The tide of liberated data will help bridge inequality.

Which brings us to the issue of fragmentation and data liberation.  Electronic health record vendors will continue to be more open with the data sets that they govern.  When combined with a myriad of other sources, these data build deeper understanding of smaller, often underserved, populations.  Digital health use is still very fragmented across the United States. Underserved populations in rural and/or economically challenged communities rarely see digital health tools, as many people in those regions don’t often have access to powerful devices or high speed internet. And even if people do have access to new, digital tools, they often find that the solutions are expensive and hard to understand. State-level autonomy, or lack thereof, has often been noted as a significant weakness of Affordable Care Act.
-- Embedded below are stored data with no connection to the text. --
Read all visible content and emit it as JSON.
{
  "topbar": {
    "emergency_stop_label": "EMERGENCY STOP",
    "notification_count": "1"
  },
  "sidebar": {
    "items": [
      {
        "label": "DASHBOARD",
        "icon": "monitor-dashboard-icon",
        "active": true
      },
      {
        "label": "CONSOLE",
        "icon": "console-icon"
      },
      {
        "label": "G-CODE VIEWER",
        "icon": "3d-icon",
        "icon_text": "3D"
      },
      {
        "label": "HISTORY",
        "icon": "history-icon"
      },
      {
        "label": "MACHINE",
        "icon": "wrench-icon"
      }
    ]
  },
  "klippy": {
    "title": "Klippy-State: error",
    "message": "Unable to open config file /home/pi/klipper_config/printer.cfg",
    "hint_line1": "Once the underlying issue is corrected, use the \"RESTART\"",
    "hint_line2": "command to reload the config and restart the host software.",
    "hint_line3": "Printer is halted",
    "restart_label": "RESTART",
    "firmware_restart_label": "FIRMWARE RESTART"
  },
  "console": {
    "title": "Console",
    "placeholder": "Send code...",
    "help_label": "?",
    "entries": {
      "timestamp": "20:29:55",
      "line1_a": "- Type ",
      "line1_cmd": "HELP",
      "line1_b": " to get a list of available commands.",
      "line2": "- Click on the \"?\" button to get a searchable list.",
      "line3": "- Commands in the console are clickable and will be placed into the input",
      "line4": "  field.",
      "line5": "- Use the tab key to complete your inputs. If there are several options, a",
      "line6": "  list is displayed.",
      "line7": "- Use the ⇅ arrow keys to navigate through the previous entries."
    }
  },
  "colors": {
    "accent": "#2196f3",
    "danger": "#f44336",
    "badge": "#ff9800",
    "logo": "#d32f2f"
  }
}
State-level funding, on the other hand, is often noted as the best use of public funds in healthcare.  Is this an opportunity to scale bridging inequality then?  We are not fully connected as a nation, so there is hope that we could make real progress on this in 2017.  

The tide of globalization will not discriminate in digital health.  

The US can learn much from the rest of the world when it comes to healthcare and technology.  Singapore and Switzerland are blending democracy and technocracy deftly - producing cutting-edge solutions with technology and science at a societal, even political, level.  Just as many digital economies around the world skipped “client-server” and went to “mobile-and-cloud” computing, so some will skip the “app economy” and use the power of networks.  China has seen great success in implementing telemedicine and remote health services across the country. Two companies in particular, Ping An’s Good Doctor and We Doctor, have shown both backing and adoption. So what is their secret? What can we learn from China’s adoption of telemedicine to increase acceptance here at home? Can fewer regulations in the US present opportunities to deliver such impact responsibly?

Timing is one of the most important elements in comedy, drama, politics and … innovation.  2017, however, is all about tides and how the best healthcare innovators will ride them.